Local

Keys School Board no longer all-male

The Monroe County School Board will cease being a five-man panel next week as it welcomes the first woman elected in six years, Mindy Conn.

The board meets Tuesday at the A. J. Henriquez Administrative Complex, 241 Trumbo Road in Key West, starting with an organizational meeting at 3 p.m., during which veteran Andy Griffiths and newcomer Conn will be sworn-in and the board will elect a chairman and vice chairman.

Griffiths was reelected without opposition while Conn defeated the incumbent, Ed Davidson, in the Aug. 30 primary in her first bid for office.

A workshop is set for 3:30 p.m. and the regular meeting for 5 p.m.

Conn, a former New York attorney turned parent of two living on Sugarloaf Key, will join board members Griffiths, John Dick, Bobby Highsmith and Ron Martin. The last woman on the board was Debra Walker, who, after serving 16 years, was defeated by Ron Martin in 2010.

Agenda items Tuesday include:

▪ A report on chronic absenteeism research and strategies by former Horace O’Bryant School Principal Mike Henriquez, who this year was reassigned as coordinator of alternative education after an HOB day-care scandal in which $21,000 in cash went missing.

▪ Superintendent Mark Porter’s presentation on a proposal to create a middle charter school called the Somerset Key West Collegiate Academy Middle School, modeled after a Miami-Dade school. The school would be located at Florida Keys Community College on Stock Island along with its sister school, Somerset Key West Collegiate Academy, a high school.

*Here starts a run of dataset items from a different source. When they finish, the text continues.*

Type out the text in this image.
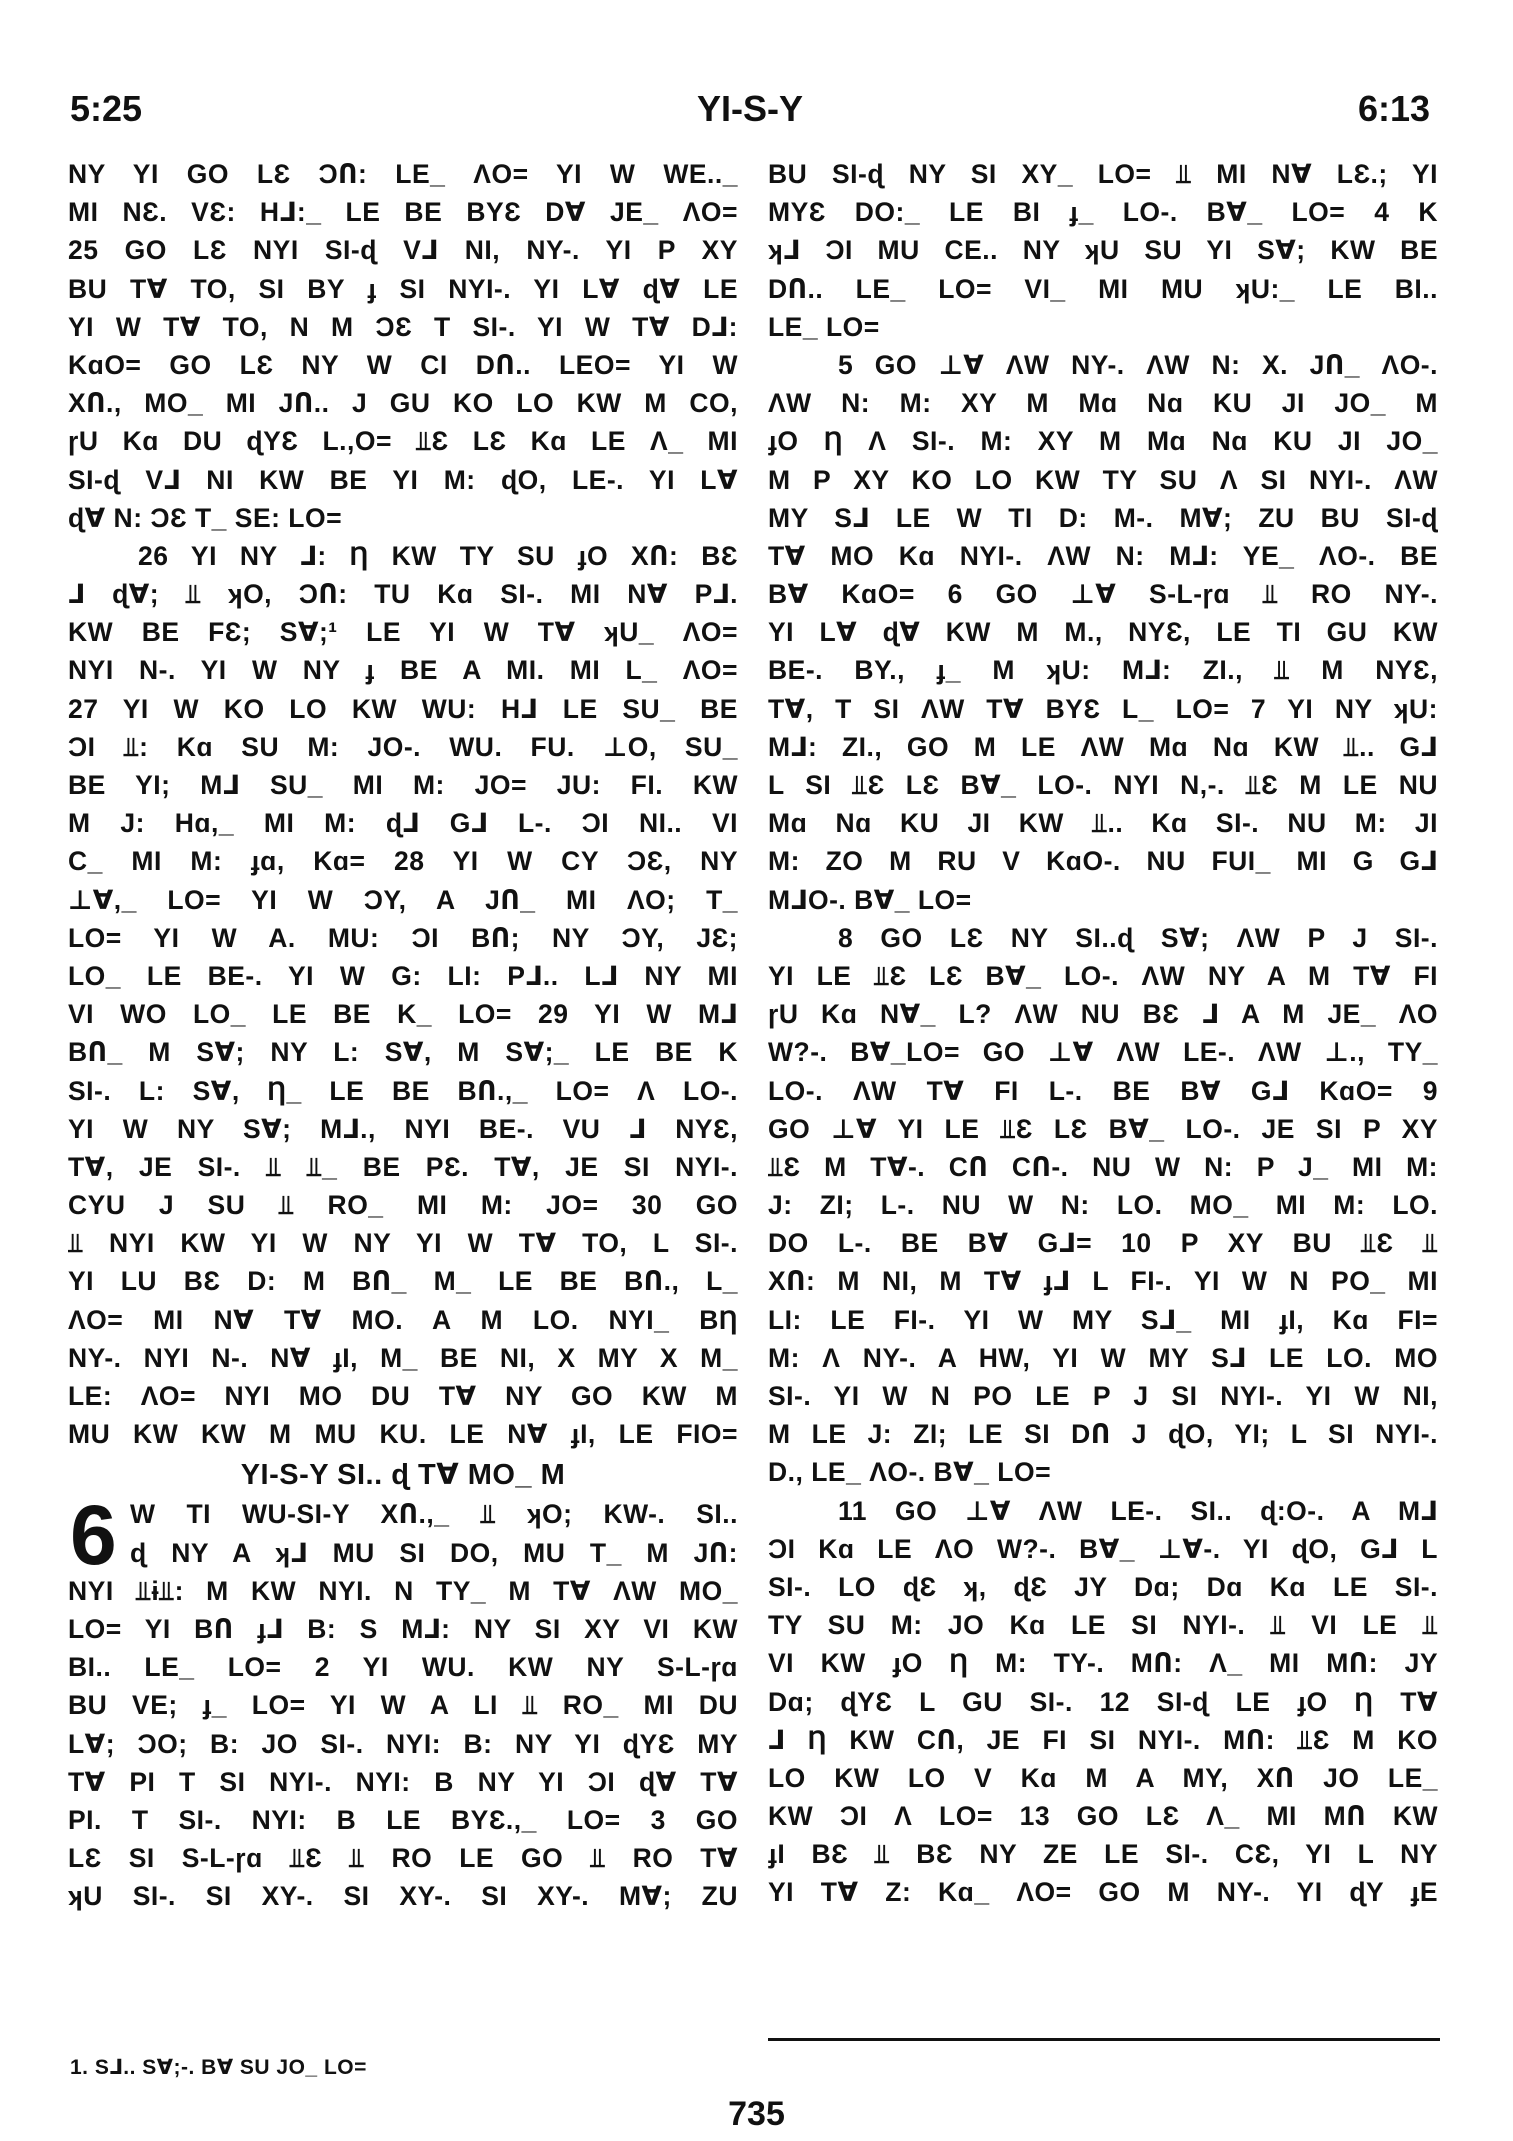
5:25	YI-S-Y	6:13
NY YI GO LƐ ƆՈ: LE_ ΛO= YI W WE.._
MI NƐ. VƐ: H⅃:_ LE BE BYƐ D∀ JE_ ΛO=
25 GO LƐ NYI SI-ɖ V⅃ NI, NY-. YI P XY
BU T∀ TO, SI BY ɟ SI NYI-. YI L∀ ɖ∀ LE
YI W T∀ TO, N M ƆƐ T SI-. YI W T∀ D⅃:
KɑO= GO LƐ NY W CI DՈ.. LEO= YI W
XՈ., MO_ MI JՈ.. J GU KO LO KW M CO,
ɼU Kɑ DU ɖYƐ L.,O= ⫫Ɛ LƐ Kɑ LE Λ_ MI
SI-ɖ V⅃ NI KW BE YI M: ɖO, LE-. YI L∀
ɖ∀ N: ƆƐ T_ SE: LO=
26 YI NY ⅃: Ƞ KW TY SU ɟO XՈ: BƐ
⅃ ɖ∀; ⫫ ʞO, ƆՈ: TU Kɑ SI-. MI N∀ P⅃.
KW BE FƐ; S∀;¹ LE YI W T∀ ʞU_ ΛO=
NYI N-. YI W NY ɟ BE A MI. MI L_ ΛO=
27 YI W KO LO KW WU: H⅃ LE SU_ BE
ƆI ⫫: Kɑ SU M: JO-. WU. FU. ⊥O, SU_
BE YI; M⅃ SU_ MI M: JO= JU: FI. KW
M J: Hɑ,_ MI M: ɖ⅃ G⅃ L-. ƆI NI.. VI
C_ MI M: ɟɑ, Kɑ= 28 YI W CY ƆƐ, NY
⊥∀,_ LO= YI W ƆY, A JՈ_ MI ΛO; T_
LO= YI W A. MU: ƆI BՈ; NY ƆY, JƐ;
LO_ LE BE-. YI W G: LI: P⅃.. L⅃ NY MI
VI WO LO_ LE BE K_ LO= 29 YI W M⅃
BՈ_ M S∀; NY L: S∀, M S∀;_ LE BE K
SI-. L: S∀, Ƞ_ LE BE BՈ.,_ LO= Λ LO-.
YI W NY S∀; M⅃., NYI BE-. VU ⅃ NYƐ,
T∀, JE SI-. ⫫ ⫫_ BE PƐ. T∀, JE SI NYI-.
CYU J SU ⫫ RO_ MI M: JO= 30 GO
⫫ NYI KW YI W NY YI W T∀ TO, L SI-.
YI LU BƐ D: M BՈ_ M_ LE BE BՈ., L_
ΛO= MI N∀ T∀ MO. A M LO. NYI_ BȠ
NY-. NYI N-. N∀ ɟI, M_ BE NI, X MY X M_
LE: ΛO= NYI MO DU T∀ NY GO KW M
MU KW KW M MU KU. LE N∀ ɟI, LE FIO=
YI-S-Y SI.. ɖ T∀ MO_ M
6 W TI WU-SI-Y XՈ.,_ ⫫ ʞO; KW-. SI..
ɖ NY A ʞ⅃ MU SI DO, MU T_ M JՈ:
NYI ⫫ɨ⫫: M KW NYI. N TY_ M T∀ ΛW MO_
LO= YI BՈ ɟ⅃ B: S M⅃: NY SI XY VI KW
BI.. LE_ LO= 2 YI WU. KW NY S-L-ɼɑ
BU VE; ɟ_ LO= YI W A LI ⫫ RO_ MI DU
L∀; ƆO; B: JO SI-. NYI: B: NY YI ɖYƐ MY
T∀ PI T SI NYI-. NYI: B NY YI ƆI ɖ∀ T∀
PI. T SI-. NYI: B LE BYƐ.,_ LO= 3 GO
LƐ SI S-L-ɼɑ ⫫Ɛ ⫫ RO LE GO ⫫ RO T∀
ʞU SI-. SI XY-. SI XY-. SI XY-. M∀; ZU
BU SI-ɖ NY SI XY_ LO= ⫫ MI N∀ LƐ.; YI
MYƐ DO:_ LE BI ɟ_ LO-. B∀_ LO= 4 K
ʞ⅃ ƆI MU CE.. NY ʞU SU YI S∀; KW BE
DՈ.. LE_ LO= VI_ MI MU ʞU:_ LE BI..
LE_ LO=
5 GO ⊥∀ ΛW NY-. ΛW N: X. JՈ_ ΛO-.
ΛW N: M: XY M Mɑ Nɑ KU JI JO_ M
ɟO Ƞ Λ SI-. M: XY M Mɑ Nɑ KU JI JO_
M P XY KO LO KW TY SU Λ SI NYI-. ΛW
MY S⅃ LE W TI D: M-. M∀; ZU BU SI-ɖ
T∀ MO Kɑ NYI-. ΛW N: M⅃: YE_ ΛO-. BE
B∀ KɑO= 6 GO ⊥∀ S-L-ɼɑ ⫫ RO NY-.
YI L∀ ɖ∀ KW M M., NYƐ, LE TI GU KW
BE-. BY., ɟ_ M ʞU: M⅃: ZI., ⫫ M NYƐ,
T∀, T SI ΛW T∀ BYƐ L_ LO= 7 YI NY ʞU:
M⅃: ZI., GO M LE ΛW Mɑ Nɑ KW ⫫.. G⅃
L SI ⫫Ɛ LƐ B∀_ LO-. NYI N,-. ⫫Ɛ M LE NU
Mɑ Nɑ KU JI KW ⫫.. Kɑ SI-. NU M: JI
M: ZO M RU V KɑO-. NU FUI_ MI G G⅃
M⅃O-. B∀_ LO=
8 GO LƐ NY SI..ɖ S∀; ΛW P J SI-.
YI LE ⫫Ɛ LƐ B∀_ LO-. ΛW NY A M T∀ FI
ɼU Kɑ N∀_ L? ΛW NU BƐ ⅃ A M JE_ ΛO
W?-. B∀_LO= GO ⊥∀ ΛW LE-. ΛW ⊥., TY_
LO-. ΛW T∀ FI L-. BE B∀ G⅃ KɑO= 9
GO ⊥∀ YI LE ⫫Ɛ LƐ B∀_ LO-. JE SI P XY
⫫Ɛ M T∀-. CՈ CՈ-. NU W N: P J_ MI M:
J: ZI; L-. NU W N: LO. MO_ MI M: LO.
DO L-. BE B∀ G⅃= 10 P XY BU ⫫Ɛ ⫫
XՈ: M NI, M T∀ ɟ⅃ L FI-. YI W N PO_ MI
LI: LE FI-. YI W MY S⅃_ MI ɟI, Kɑ FI=
M: Λ NY-. A HW, YI W MY S⅃ LE LO. MO
SI-. YI W N PO LE P J SI NYI-. YI W NI,
M LE J: ZI; LE SI DՈ J ɖO, YI; L SI NYI-.
D., LE_ ΛO-. B∀_ LO=
11 GO ⊥∀ ΛW LE-. SI.. ɖ:O-. A M⅃
ƆI Kɑ LE ΛO W?-. B∀_ ⊥∀-. YI ɖO, G⅃ L
SI-. LO ɖƐ ʞ, ɖƐ JY Dɑ; Dɑ Kɑ LE SI-.
TY SU M: JO Kɑ LE SI NYI-. ⫫ VI LE ⫫
VI KW ɟO Ƞ M: TY-. MՈ: Λ_ MI MՈ: JY
Dɑ; ɖYƐ L GU SI-. 12 SI-ɖ LE ɟO Ƞ T∀
⅃ Ƞ KW CՈ, JE FI SI NYI-. MՈ: ⫫Ɛ M KO
LO KW LO V Kɑ M A MY, XՈ JO LE_
KW ƆI Λ LO= 13 GO LƐ Λ_ MI MՈ KW
ɟI BƐ ⫫ BƐ NY ZE LE SI-. CƐ, YI L NY
YI T∀ Z: Kɑ_ ΛO= GO M NY-. YI ɖY ɟE
1. S⅃.. S∀;-. B∀ SU JO_ LO=
735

“A focus of our school is to partner with Gerald Adams Elementary in order to provide a middle school option for the children who live on the same island as our campus as well as students currently being bused in from Bahama Village,” reads the application. “The goal is to represent the demographic makeup of our Key West community and reflect a racial/ethnic range of the other local public middle schools.”